Implicit Markets: Lotteries

An Equilibrium Model of Rollover Lotteries (with Giovanni Compiani and Lorenzo Magnolfi)

Abstract: We develop a novel model of rollover lottery ticket sales with preferences over thrill and money won. Treating the monetary loss on tickets as an implicit price, lottery rules imply a loss supply curve. Growing jackpots shift the inverse supply down, and help identify the falling demand curve arising from thrill heterogeneity. We non-parametrically estimate the demand for Powerball.

Our model allows risk aversion or risk-loving utility, but slight deviations from risk neutrality are inconsistent with the data. This is a very high stakes empirical test of Rabin’s (2000) calibration thought experiments that low stakes risk aversion yields implausible larger stakes implications.

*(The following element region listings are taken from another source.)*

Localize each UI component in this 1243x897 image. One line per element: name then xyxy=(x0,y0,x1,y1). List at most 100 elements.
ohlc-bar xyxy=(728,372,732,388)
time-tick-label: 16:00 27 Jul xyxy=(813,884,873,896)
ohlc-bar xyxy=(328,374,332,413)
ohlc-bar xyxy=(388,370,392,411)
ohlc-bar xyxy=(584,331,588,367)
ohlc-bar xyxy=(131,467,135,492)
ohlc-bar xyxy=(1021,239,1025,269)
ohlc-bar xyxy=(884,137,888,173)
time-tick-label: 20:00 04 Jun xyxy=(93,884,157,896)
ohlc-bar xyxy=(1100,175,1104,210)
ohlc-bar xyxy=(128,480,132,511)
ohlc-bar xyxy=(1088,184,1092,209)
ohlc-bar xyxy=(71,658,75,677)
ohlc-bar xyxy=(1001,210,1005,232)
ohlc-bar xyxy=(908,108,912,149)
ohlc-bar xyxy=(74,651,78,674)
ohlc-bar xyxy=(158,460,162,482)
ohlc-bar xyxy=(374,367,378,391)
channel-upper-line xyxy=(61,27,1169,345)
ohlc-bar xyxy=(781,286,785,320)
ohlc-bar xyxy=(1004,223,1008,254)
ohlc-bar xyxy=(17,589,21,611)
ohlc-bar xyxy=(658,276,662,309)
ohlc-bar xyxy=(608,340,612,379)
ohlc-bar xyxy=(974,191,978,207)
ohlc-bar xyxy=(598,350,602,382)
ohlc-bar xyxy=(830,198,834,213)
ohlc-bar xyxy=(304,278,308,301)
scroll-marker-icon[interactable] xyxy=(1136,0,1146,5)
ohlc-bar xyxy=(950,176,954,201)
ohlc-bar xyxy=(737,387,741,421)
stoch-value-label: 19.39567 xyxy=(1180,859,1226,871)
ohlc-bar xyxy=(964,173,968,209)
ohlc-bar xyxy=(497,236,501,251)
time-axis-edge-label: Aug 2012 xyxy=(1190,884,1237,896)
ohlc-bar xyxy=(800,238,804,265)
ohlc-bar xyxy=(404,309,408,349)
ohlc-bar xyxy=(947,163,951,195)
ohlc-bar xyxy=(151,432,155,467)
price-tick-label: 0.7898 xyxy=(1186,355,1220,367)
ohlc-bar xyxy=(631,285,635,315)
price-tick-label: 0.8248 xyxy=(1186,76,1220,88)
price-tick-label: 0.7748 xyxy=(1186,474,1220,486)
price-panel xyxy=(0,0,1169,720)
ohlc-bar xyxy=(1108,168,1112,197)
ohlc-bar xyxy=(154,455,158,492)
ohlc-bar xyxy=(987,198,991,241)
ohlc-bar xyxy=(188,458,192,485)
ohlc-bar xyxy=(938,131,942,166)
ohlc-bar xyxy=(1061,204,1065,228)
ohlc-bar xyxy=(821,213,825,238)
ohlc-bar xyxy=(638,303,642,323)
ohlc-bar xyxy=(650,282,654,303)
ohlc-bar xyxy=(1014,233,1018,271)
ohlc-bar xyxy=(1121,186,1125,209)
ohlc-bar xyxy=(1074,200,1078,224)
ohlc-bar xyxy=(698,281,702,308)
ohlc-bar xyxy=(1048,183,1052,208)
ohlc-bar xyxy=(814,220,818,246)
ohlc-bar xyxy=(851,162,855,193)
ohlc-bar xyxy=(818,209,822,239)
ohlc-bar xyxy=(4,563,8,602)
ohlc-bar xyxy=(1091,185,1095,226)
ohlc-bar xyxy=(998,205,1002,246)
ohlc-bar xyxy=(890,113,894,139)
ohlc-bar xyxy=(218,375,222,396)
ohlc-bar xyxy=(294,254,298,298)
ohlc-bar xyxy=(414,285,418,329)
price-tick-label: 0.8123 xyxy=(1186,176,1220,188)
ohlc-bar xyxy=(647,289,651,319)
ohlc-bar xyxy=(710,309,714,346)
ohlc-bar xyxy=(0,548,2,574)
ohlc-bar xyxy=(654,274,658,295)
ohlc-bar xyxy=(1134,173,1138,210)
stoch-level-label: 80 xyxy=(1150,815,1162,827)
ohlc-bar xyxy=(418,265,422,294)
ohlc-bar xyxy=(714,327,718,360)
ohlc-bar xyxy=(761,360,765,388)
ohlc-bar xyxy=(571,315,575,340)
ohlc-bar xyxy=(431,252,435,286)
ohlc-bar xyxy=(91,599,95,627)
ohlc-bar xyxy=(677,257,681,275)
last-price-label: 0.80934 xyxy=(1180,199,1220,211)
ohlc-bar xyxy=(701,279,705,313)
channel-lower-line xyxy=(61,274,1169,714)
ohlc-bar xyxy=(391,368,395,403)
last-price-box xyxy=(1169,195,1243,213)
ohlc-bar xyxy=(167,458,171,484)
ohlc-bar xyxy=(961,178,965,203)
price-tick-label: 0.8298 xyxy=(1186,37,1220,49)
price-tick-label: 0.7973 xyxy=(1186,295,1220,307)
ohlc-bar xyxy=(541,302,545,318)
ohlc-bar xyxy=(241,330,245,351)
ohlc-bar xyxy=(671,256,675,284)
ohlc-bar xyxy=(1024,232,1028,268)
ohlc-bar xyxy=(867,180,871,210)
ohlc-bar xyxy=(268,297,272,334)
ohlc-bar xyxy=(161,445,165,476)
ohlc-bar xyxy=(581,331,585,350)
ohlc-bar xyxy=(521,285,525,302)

While ticket buyers are risk neutral, Powerball acts a risk loving gambler for rollovers up to $600M. But we prove that Powerball should cap the jackpot at $910 million.

Aside from the model fit, we check risk neutrality in two ways. First, we characterize how log ticket sales should convexly grow in the log jackpot at least up to $408M — which we verify in Powerball data. Next, lottery odds should scale linearly in the population — which we verify in a regression across forty state rollover lotteries.